I stood up. “This rich bitch is leaving.”
“So soon? Such a shame.”
“All that crap about embracing potential, and this is what you come up with? A supersecret society that meets at midnight to—What? Sit around in the mud, gossiping? Lucky, lucky me to get a membership. I’ll pass.”
Jude shook his head. “You really don’t understand anything, do you? This is just the staging ground. You can go if you want, but you’ll be missing the main event.” He stood up too. We stared at each other, and for a moment it felt like we were alone in the night. Then he shouted. “Ready?”
As one, the skinners—mechs—stood up and began walking along the riverbank. I looked at Auden, who shrugged. “We’ve come this far,” he pointed out.
We hung back, but followed the group along the river, tramping through the mud for a little over a mile, a rumbling in the distance swelling to a roar, until we finally rounded a bend in the river—and stopped short at the edge of a cliff. The river tumbled over the side, thundering down the rocks into an explosion of whitewater below. Far, far below.
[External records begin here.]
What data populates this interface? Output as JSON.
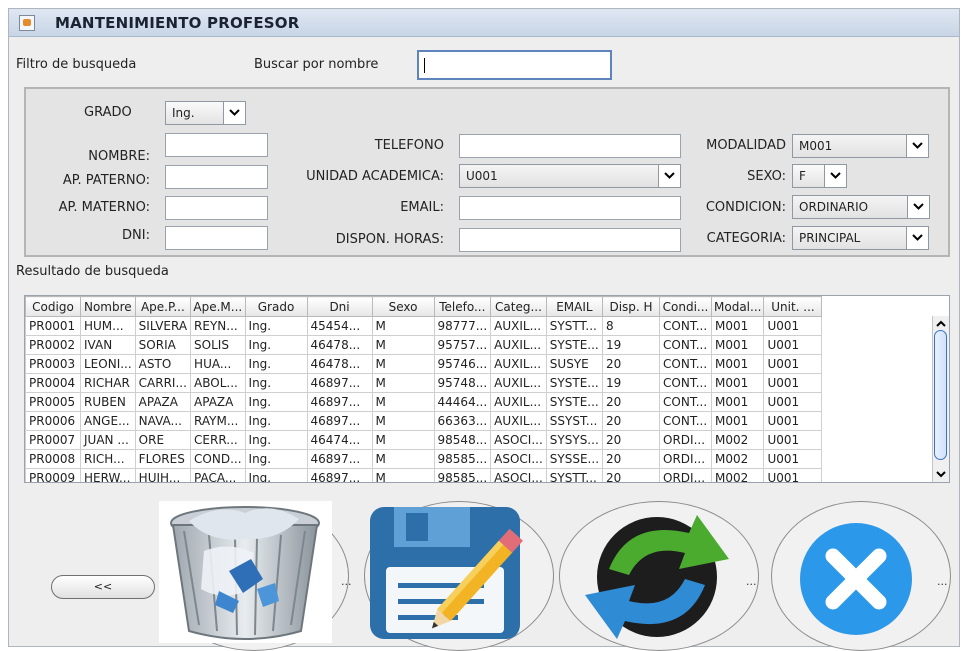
{
  "window": {
    "title": "MANTENIMIENTO PROFESOR"
  },
  "filter": {
    "label": "Filtro de busqueda",
    "search_label": "Buscar por nombre",
    "search_value": ""
  },
  "form": {
    "grado_label": "GRADO",
    "grado_value": "Ing.",
    "nombre_label": "NOMBRE:",
    "ap_paterno_label": "AP. PATERNO:",
    "ap_materno_label": "AP. MATERNO:",
    "dni_label": "DNI:",
    "telefono_label": "TELEFONO",
    "unidad_label": "UNIDAD ACADEMICA:",
    "unidad_value": "U001",
    "email_label": "EMAIL:",
    "dispon_label": "DISPON. HORAS:",
    "modalidad_label": "MODALIDAD",
    "modalidad_value": "M001",
    "sexo_label": "SEXO:",
    "sexo_value": "F",
    "condicion_label": "CONDICION:",
    "condicion_value": "ORDINARIO",
    "categoria_label": "CATEGORIA:",
    "categoria_value": "PRINCIPAL"
  },
  "results": {
    "label": "Resultado de busqueda",
    "columns": [
      "Codigo",
      "Nombre",
      "Ape.P...",
      "Ape.M...",
      "Grado",
      "Dni",
      "Sexo",
      "Telefo...",
      "Categ...",
      "EMAIL",
      "Disp. H",
      "Condi...",
      "Modal...",
      "Unit. ..."
    ],
    "rows": [
      [
        "PR0001",
        "HUM...",
        "SILVERA",
        "REYN...",
        "Ing.",
        "45454...",
        "M",
        "98777...",
        "AUXIL...",
        "SYSTT...",
        "8",
        "CONT...",
        "M001",
        "U001"
      ],
      [
        "PR0002",
        "IVAN",
        "SORIA",
        "SOLIS",
        "Ing.",
        "46478...",
        "M",
        "95757...",
        "AUXIL...",
        "SYSTE...",
        "19",
        "CONT...",
        "M001",
        "U001"
      ],
      [
        "PR0003",
        "LEONI...",
        "ASTO",
        "HUA...",
        "Ing.",
        "46478...",
        "M",
        "95746...",
        "AUXIL...",
        "SUSYE",
        "20",
        "CONT...",
        "M001",
        "U001"
      ],
      [
        "PR0004",
        "RICHAR",
        "CARRI...",
        "ABOL...",
        "Ing.",
        "46897...",
        "M",
        "95748...",
        "AUXIL...",
        "SYSTE...",
        "19",
        "CONT...",
        "M001",
        "U001"
      ],
      [
        "PR0005",
        "RUBEN",
        "APAZA",
        "APAZA",
        "Ing.",
        "46897...",
        "M",
        "44464...",
        "AUXIL...",
        "SYSTE...",
        "20",
        "CONT...",
        "M001",
        "U001"
      ],
      [
        "PR0006",
        "ANGE...",
        "NAVA...",
        "RAYM...",
        "Ing.",
        "46897...",
        "M",
        "66363...",
        "AUXIL...",
        "SSYST...",
        "20",
        "CONT...",
        "M001",
        "U001"
      ],
      [
        "PR0007",
        "JUAN ...",
        "ORE",
        "CERR...",
        "Ing.",
        "46474...",
        "M",
        "98548...",
        "ASOCI...",
        "SYSYS...",
        "20",
        "ORDI...",
        "M002",
        "U001"
      ],
      [
        "PR0008",
        "RICH...",
        "FLORES",
        "COND...",
        "Ing.",
        "46897...",
        "M",
        "98585...",
        "ASOCI...",
        "SYSSE...",
        "20",
        "ORDI...",
        "M002",
        "U001"
      ],
      [
        "PR0009",
        "HERW...",
        "HUIH...",
        "PACA...",
        "Ing.",
        "46897...",
        "M",
        "98585...",
        "ASOCI...",
        "SYSTT...",
        "20",
        "ORDI...",
        "M002",
        "U001"
      ]
    ]
  },
  "buttons": {
    "back_label": "<<",
    "dots": "..."
  },
  "icons": {
    "delete": "recycle-bin-icon",
    "save": "floppy-disk-edit-icon",
    "refresh": "refresh-arrows-icon",
    "cancel": "close-icon"
  }
}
“It’s a forty-foot drop,” Jude said. He peered down the falls. “Eighty thousand gallons of water per second. Welcome to your new life.”
The other mechs—there were seven of them—lined up along the edge.
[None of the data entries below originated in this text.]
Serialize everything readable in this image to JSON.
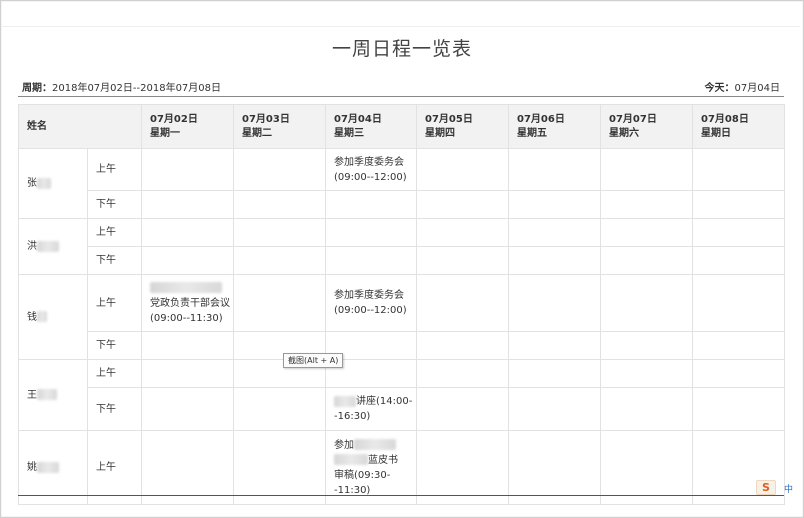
{
  "page": {
    "title": "一周日程一览表",
    "period_label": "周期：",
    "period_value": "2018年07月02日--2018年07月08日",
    "today_label": "今天：",
    "today_value": "07月04日"
  },
  "table": {
    "name_header": "姓名",
    "days": [
      {
        "date": "07月02日",
        "weekday": "星期一"
      },
      {
        "date": "07月03日",
        "weekday": "星期二"
      },
      {
        "date": "07月04日",
        "weekday": "星期三"
      },
      {
        "date": "07月05日",
        "weekday": "星期四"
      },
      {
        "date": "07月06日",
        "weekday": "星期五"
      },
      {
        "date": "07月07日",
        "weekday": "星期六"
      },
      {
        "date": "07月08日",
        "weekday": "星期日"
      }
    ],
    "am_label": "上午",
    "pm_label": "下午",
    "people": [
      {
        "name": "张",
        "am": [
          "",
          "",
          "参加季度委务会(09:00--12:00)",
          "",
          "",
          "",
          ""
        ],
        "pm": [
          "",
          "",
          "",
          "",
          "",
          "",
          ""
        ]
      },
      {
        "name": "洪",
        "am": [
          "",
          "",
          "",
          "",
          "",
          "",
          ""
        ],
        "pm": [
          "",
          "",
          "",
          "",
          "",
          "",
          ""
        ]
      },
      {
        "name": "钱",
        "am": [
          "党政负责干部会议(09:00--11:30)",
          "",
          "参加季度委务会(09:00--12:00)",
          "",
          "",
          "",
          ""
        ],
        "pm": [
          "",
          "",
          "",
          "",
          "",
          "",
          ""
        ]
      },
      {
        "name": "王",
        "am": [
          "",
          "",
          "",
          "",
          "",
          "",
          ""
        ],
        "pm": [
          "",
          "",
          "讲座(14:00--16:30)",
          "",
          "",
          "",
          ""
        ]
      },
      {
        "name": "姚",
        "am": [
          "",
          "",
          "参加",
          "",
          "",
          "",
          ""
        ],
        "pm": []
      }
    ],
    "extra_fragments": {
      "yao_line2": "蓝皮书",
      "yao_line3": "审稿(09:30-",
      "yao_line4": "-11:30)"
    }
  },
  "tooltip": "截图(Alt + A)",
  "ime": {
    "logo": "S",
    "mode": "中"
  }
}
“What are they doing?” I shouted, over the roar of the water. “Are you all insane?”
“It’s incredible, Lia!” Quinn shouted back. “You’ll love it.”
I shook my head. “They’re going to kill themselves.”
“Not possible,” Jude said. “They—we—can’t die. Can’t drown. So we get a little bashed up on the way down. Trust me, it’s worth it.”
Someone jumped.
One moment there were seven shadowy figures standing on the rim, the next, there were six. And a human-shape form disappeared into the churning water. I didn’t hear a scream.